O quadro voltou a se agravar em 2025, após Purin enfrentar a morte da avó, um divórcio e um episódio de depressão acompanhado de perda de apetite. Ao perceber que estava emagrecendo, passou a gostar da nova aparência e começou a recorrer esporadicamente a canetas emagrecedoras. Depois de uma consulta em que seu psiquiatra demonstrou preocupação com seu estado físico, ela decidiu, em vez de interromper o processo, tentar perder ainda mais peso.
Por conta própria, a modelo aplicou de uma só vez 15 mg de uma caneta à base de retatrutida. A substância, desenvolvida pela farmacêutica Eli Lilly, ainda não foi lançada comercialmente, o que indica que o produto utilizado por Purin tinha origem ilegal. Após a aplicação, ela apresentou hipoglicemia e, seguindo orientação do psiquiatra, procurou atendimento médico.
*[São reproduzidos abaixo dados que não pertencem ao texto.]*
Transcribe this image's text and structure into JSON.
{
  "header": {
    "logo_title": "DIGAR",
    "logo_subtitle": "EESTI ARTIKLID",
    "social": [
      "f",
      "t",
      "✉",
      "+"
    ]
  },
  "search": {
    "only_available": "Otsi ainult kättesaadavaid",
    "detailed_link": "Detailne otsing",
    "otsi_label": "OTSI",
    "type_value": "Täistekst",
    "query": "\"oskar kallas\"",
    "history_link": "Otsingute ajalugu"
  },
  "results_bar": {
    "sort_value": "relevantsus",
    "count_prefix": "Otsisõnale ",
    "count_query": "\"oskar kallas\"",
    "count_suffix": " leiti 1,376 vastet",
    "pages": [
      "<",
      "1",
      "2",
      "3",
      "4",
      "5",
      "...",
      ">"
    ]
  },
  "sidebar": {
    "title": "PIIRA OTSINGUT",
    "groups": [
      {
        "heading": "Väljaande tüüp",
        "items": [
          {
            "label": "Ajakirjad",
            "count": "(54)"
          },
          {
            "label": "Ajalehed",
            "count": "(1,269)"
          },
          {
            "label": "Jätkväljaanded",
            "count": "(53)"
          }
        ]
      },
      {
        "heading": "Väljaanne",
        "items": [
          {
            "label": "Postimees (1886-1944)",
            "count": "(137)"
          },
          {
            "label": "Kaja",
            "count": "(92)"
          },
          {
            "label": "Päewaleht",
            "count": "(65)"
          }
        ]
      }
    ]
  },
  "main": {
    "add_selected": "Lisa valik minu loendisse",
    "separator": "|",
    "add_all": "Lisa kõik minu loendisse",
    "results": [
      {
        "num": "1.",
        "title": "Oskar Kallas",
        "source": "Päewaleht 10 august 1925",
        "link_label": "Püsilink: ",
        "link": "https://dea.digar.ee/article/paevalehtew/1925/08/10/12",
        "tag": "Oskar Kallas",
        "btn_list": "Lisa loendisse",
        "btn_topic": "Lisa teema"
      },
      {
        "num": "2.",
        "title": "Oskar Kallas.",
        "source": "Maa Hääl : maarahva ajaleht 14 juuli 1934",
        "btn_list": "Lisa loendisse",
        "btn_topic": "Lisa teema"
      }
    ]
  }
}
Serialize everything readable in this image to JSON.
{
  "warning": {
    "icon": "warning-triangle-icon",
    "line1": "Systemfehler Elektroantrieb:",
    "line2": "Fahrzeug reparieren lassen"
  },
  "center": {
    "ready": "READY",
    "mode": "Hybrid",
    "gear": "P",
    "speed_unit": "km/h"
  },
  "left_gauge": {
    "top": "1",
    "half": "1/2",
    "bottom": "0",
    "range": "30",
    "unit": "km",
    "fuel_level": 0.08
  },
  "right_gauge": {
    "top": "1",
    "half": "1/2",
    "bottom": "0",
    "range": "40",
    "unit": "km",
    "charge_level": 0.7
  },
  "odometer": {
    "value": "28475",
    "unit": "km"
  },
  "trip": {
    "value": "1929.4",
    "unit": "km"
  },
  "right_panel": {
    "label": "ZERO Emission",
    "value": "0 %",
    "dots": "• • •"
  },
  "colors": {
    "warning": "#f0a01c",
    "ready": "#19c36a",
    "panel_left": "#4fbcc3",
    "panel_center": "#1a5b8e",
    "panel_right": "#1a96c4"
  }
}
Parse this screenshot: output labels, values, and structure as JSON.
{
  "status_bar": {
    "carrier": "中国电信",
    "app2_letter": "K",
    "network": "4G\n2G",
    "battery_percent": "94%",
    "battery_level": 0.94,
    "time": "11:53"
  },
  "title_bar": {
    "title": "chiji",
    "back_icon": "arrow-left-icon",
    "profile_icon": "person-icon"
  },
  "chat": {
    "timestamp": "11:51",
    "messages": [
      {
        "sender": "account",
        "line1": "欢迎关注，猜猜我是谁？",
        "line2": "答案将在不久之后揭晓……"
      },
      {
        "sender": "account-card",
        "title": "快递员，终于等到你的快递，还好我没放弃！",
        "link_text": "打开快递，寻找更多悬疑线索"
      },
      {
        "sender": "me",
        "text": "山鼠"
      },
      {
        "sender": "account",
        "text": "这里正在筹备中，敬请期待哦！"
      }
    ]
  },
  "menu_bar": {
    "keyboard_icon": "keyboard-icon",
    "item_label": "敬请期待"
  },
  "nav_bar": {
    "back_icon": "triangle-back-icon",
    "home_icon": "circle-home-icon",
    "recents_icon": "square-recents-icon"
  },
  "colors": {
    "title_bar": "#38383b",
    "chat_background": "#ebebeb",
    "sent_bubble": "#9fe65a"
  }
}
Em julho, Purin permaneceu internada por 20 dias. Durante o tratamento, precisou receber alimentação por sonda e posteriormente por via intravenosa. O uso de um cateter ainda provocou uma trombose no braço. No hospital, a modelo recebeu os diagnósticos de anorexia nervosa e desnutrição, além do quadro depressivo que já estava sendo acompanhado.
Após a experiência, Purin passou a mostrar nas redes sociais etapas do tratamento e começou a receber relatos de outras pessoas e familiares que convivem com transtornos alimentares. "Mães de meninas de 12, 13 anos comparam os sintomas e percebem que é a mesma situação pela qual as filhas estão passando", contou.
A psiquiatra Mireille Almeida, coordenadora do Ambulatório de Transtornos Alimentares da Santa Casa de Misericórdia de São Paulo, ressalta que o envolvimento familiar pode ser decisivo na recuperação. "Quando a família consegue compreender o quão prejudicial é esse excesso de preocupação com o peso e com a forma corporal e se engaja no tratamento, isso ajuda a mudar a perspectiva na família como um todo", explicou.